Optimum transistor sizing of CMOS logic circuits using logical effort theory and evolutionary algorithms

Abstract Most existing methodologies use either Logical Effort (LE) theory or stand-alone optimization algorithms for automated transistor sizing of CMOS logic circuits. LE theory optimizes a logic circuit only with respect to speed while it completely ignores power and area. Whereas heuristic algorithms when used as a stand-alone approach for optimization lead to huge computational effort since there is no predefined technique to apply constraints on transistor sizes in order to limit the design space for target specifications.
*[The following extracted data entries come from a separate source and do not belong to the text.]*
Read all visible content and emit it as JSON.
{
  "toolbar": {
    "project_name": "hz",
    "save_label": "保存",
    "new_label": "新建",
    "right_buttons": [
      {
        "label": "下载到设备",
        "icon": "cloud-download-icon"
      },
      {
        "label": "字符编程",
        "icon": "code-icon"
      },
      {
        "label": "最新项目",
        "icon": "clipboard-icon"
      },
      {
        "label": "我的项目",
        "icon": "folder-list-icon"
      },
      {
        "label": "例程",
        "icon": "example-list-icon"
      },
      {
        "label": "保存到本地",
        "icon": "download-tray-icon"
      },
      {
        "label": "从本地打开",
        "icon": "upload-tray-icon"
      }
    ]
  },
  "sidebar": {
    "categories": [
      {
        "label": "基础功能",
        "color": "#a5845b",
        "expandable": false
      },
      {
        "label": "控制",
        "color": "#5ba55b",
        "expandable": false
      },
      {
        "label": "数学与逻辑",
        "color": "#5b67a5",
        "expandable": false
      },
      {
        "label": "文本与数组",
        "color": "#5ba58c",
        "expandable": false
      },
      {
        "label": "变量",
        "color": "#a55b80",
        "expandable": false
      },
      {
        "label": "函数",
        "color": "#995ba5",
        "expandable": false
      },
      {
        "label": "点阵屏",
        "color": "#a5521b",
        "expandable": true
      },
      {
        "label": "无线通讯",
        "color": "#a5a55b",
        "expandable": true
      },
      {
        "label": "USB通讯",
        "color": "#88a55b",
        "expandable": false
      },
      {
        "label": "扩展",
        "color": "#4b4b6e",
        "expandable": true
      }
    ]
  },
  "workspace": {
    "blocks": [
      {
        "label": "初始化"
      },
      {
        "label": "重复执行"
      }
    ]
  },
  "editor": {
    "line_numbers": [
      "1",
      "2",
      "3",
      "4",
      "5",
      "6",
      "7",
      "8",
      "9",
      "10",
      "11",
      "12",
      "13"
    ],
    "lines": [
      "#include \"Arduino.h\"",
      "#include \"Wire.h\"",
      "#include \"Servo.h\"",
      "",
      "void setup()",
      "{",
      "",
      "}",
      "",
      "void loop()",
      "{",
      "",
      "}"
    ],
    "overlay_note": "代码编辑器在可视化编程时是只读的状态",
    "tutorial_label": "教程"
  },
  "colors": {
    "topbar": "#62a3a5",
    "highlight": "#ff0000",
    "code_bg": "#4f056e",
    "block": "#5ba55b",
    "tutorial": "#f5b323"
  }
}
The problem has been resolved in this paper by utilizing delay sensitivity factor based on LE theory proposed by Alioto et. al. [1] for estimating the highest operating speed of a logic circuit and determining the upper bound on the size of transistors. Recently proposed heuristic algorithms viz. Interior Search Algorithm (ISA) [2] and Gravitational Search Algorithm (GSA) [3] have been utilized further to converge towards minimum power-delay-area product (PDAP). Simulation results for various test circuits indicate upto 35.1% and 63.8 % improvement in power-delay product (PDP) and PDAP respectively in 130 nm/1.2 V TSMC CMOS technology. PVT analysis and Monte Carlo simulations have been used to further validate the effectiveness of the proposed methodology.